A dicembre, il direttore generale dell’Asl2 savonese Eugenio Porfido aveva “tirato le orecchie” ai sindaci del ponente savonese (particolarmente a quelli di Albenga e Pietra Ligure) che si erano detti pronti a mettersi sulle barricate per difendere lo status di Dea di 2^ livello del Santa Corona, che pareva destinato ad essere “ceduto” al San Paolo di Savona.

Secondo Porfido, ragionare per campanili è sbagliato: “Due o quattro ospedali nel futuro? Di fatto sono già due, perché l’organizzazione dell’azienda prevede un unico presidio articolato su due stabilimenti sia a Pietra/Albenga che a Savona/Cairo. Ai sindaci non credo vada spiegato, lo sanno. E tra l’altro è scritto nel piano di organizzazione dell’azienda, fatto prima che arrivassi io”.

“Il sistema sanitario valbormidese oggi è inefficiente – sottolinea Briano – Porfido lo sa bene. L’ospedale di Cairo è stato ridotto alle macerie e questa è una situazione inaccettabile. Il Dg non deve giocare al gioco delle tre carte. Noi ci opponiamo a questo disegno della sanità ligure e alla conduzione dell’Asl2 che il direttore pensa di attuare. Questo è il nostro percorso politico e amministrativo. Al San Giuseppe ci sono cose che funzionano bene e cose che potrebbero funzionare molto meglio.
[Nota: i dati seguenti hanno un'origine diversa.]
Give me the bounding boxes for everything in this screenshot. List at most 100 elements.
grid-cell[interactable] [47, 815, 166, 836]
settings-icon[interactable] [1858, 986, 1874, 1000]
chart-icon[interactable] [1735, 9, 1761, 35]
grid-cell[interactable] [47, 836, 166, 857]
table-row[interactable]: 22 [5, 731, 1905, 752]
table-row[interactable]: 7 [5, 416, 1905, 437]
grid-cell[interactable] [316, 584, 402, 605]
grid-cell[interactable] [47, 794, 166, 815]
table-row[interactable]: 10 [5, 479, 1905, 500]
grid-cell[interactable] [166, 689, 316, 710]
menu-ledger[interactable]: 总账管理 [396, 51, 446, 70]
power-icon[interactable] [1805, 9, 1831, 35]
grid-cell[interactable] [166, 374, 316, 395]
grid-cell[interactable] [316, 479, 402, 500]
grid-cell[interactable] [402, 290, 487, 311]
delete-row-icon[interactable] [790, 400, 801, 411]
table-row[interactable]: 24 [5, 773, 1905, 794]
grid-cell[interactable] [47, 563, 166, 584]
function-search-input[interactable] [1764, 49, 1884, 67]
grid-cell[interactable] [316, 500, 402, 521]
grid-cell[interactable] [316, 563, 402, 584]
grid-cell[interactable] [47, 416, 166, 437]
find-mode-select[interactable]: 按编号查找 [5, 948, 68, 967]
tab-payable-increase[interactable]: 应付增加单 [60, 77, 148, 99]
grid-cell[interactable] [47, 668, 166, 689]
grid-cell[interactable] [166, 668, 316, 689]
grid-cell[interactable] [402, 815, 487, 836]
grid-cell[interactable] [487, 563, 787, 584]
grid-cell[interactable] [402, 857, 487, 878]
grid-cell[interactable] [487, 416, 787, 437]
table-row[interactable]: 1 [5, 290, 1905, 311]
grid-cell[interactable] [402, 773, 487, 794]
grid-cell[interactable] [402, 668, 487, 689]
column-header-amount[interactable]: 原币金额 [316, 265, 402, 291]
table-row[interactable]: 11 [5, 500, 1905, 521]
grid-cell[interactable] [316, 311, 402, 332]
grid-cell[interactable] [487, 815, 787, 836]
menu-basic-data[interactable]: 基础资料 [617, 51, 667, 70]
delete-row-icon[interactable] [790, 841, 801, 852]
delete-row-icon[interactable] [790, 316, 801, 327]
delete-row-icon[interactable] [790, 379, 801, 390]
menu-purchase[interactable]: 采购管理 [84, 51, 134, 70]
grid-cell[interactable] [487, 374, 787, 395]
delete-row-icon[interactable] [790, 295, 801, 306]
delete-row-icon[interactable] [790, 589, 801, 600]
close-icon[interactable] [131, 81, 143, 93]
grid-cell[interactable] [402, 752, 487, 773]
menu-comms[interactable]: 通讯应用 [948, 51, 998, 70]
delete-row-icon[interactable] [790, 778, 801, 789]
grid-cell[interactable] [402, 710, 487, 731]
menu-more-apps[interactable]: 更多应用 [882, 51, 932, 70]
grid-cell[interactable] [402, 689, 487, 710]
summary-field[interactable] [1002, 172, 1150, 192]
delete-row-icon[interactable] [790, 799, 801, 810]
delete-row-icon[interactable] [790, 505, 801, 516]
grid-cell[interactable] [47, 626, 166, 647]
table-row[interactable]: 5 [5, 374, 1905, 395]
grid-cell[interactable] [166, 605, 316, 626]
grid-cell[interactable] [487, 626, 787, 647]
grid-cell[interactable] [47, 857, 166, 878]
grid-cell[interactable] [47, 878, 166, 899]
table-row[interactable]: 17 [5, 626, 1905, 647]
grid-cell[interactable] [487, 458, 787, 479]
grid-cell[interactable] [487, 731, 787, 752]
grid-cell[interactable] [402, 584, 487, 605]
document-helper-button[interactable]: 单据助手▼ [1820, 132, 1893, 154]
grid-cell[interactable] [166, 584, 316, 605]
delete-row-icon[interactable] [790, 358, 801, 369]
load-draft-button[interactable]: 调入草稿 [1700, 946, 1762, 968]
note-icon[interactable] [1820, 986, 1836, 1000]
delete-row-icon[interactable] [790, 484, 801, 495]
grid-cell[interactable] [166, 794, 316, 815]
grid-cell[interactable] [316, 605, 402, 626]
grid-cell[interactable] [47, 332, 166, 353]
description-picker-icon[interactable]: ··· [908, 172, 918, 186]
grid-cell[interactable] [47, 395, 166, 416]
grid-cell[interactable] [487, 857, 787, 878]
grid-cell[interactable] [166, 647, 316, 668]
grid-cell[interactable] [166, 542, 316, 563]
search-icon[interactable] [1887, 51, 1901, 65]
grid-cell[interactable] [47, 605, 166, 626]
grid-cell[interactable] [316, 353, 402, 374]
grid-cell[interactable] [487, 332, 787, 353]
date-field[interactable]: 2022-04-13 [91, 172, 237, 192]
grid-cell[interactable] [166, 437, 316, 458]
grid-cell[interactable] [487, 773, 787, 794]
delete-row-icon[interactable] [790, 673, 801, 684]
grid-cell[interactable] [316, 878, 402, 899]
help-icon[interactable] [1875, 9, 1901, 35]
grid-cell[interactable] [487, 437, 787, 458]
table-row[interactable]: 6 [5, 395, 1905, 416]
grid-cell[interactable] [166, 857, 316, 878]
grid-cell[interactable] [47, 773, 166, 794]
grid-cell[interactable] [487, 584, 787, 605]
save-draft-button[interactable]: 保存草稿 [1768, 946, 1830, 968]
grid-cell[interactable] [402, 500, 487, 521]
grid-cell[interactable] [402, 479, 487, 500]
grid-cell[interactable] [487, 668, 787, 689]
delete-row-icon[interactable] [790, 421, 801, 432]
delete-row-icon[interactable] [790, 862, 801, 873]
Oggi non è un ospedale in sicurezza”.

La Valbormida in difesa del San Giuseppe

Per tutti questi motivi, il sindaco cairese ha deciso di convocare l’assemblea dei sindaci del distretto socio sanitario delle Bormide per sottoporre ai miei colleghi una proposta di legge di iniziativa popolare per ottenere il riconoscimento di ospedale di area disagiata: “Tale proposta, che è un istituto legislativo con cui i cittadini possono presentare al parlamento (se si tratta di legge nazionale) o a un’amministrazione locale (in questo caso la Regione) un progetto di legge che dovrà essere discusso e votato, per essere valida dovrà essere approvata almeno da dieci consigli comunali oppure sottoscritta da almeno cinquemila firme”.

I lavoratori non nascondono la loro preoccupazione: “La privatizzazione ci fa paura, perché non ci è stato spiegato in cosa consisterà. Per il territorio di Cairo non serve un piccolo ospedale solo con alcuni servizi ma un ospedale a 360 gradi che offra una risposta concreta alle emergenze. Un ospedale privato non può dare tutto questo”.

I dipendenti sono orgogliosi del loro ospedale, ma ne riconoscono i limiti e i margini di miglioramento: “Siamo un ospedale che lavora, abbiamo una medicina, una riabilitazione, una dialisi, un punto di primo intervento, radiologia e laboratorio analisi. E’ ridimensionato ma per quelle che sono le sue attività lavora bene. Per essere ancora più efficace al San Giuseppe di Cairo servirebbe uno sguardo maggiormente orientato verso l’emergenza, avremmo bisogno di una macchina del 118 per coprire tutto il territorio. Poi bisognerebbe ampliare i servizi che ci sono. Specie dal punto di vista degli ambulatori e dell’assistenza domiciliare e ai malati terminali. Il nostro è un territorio con tanti anziani. E’ qualcosa che ci era stato promesso un anno fa ma che ancora non abbiamo visto”.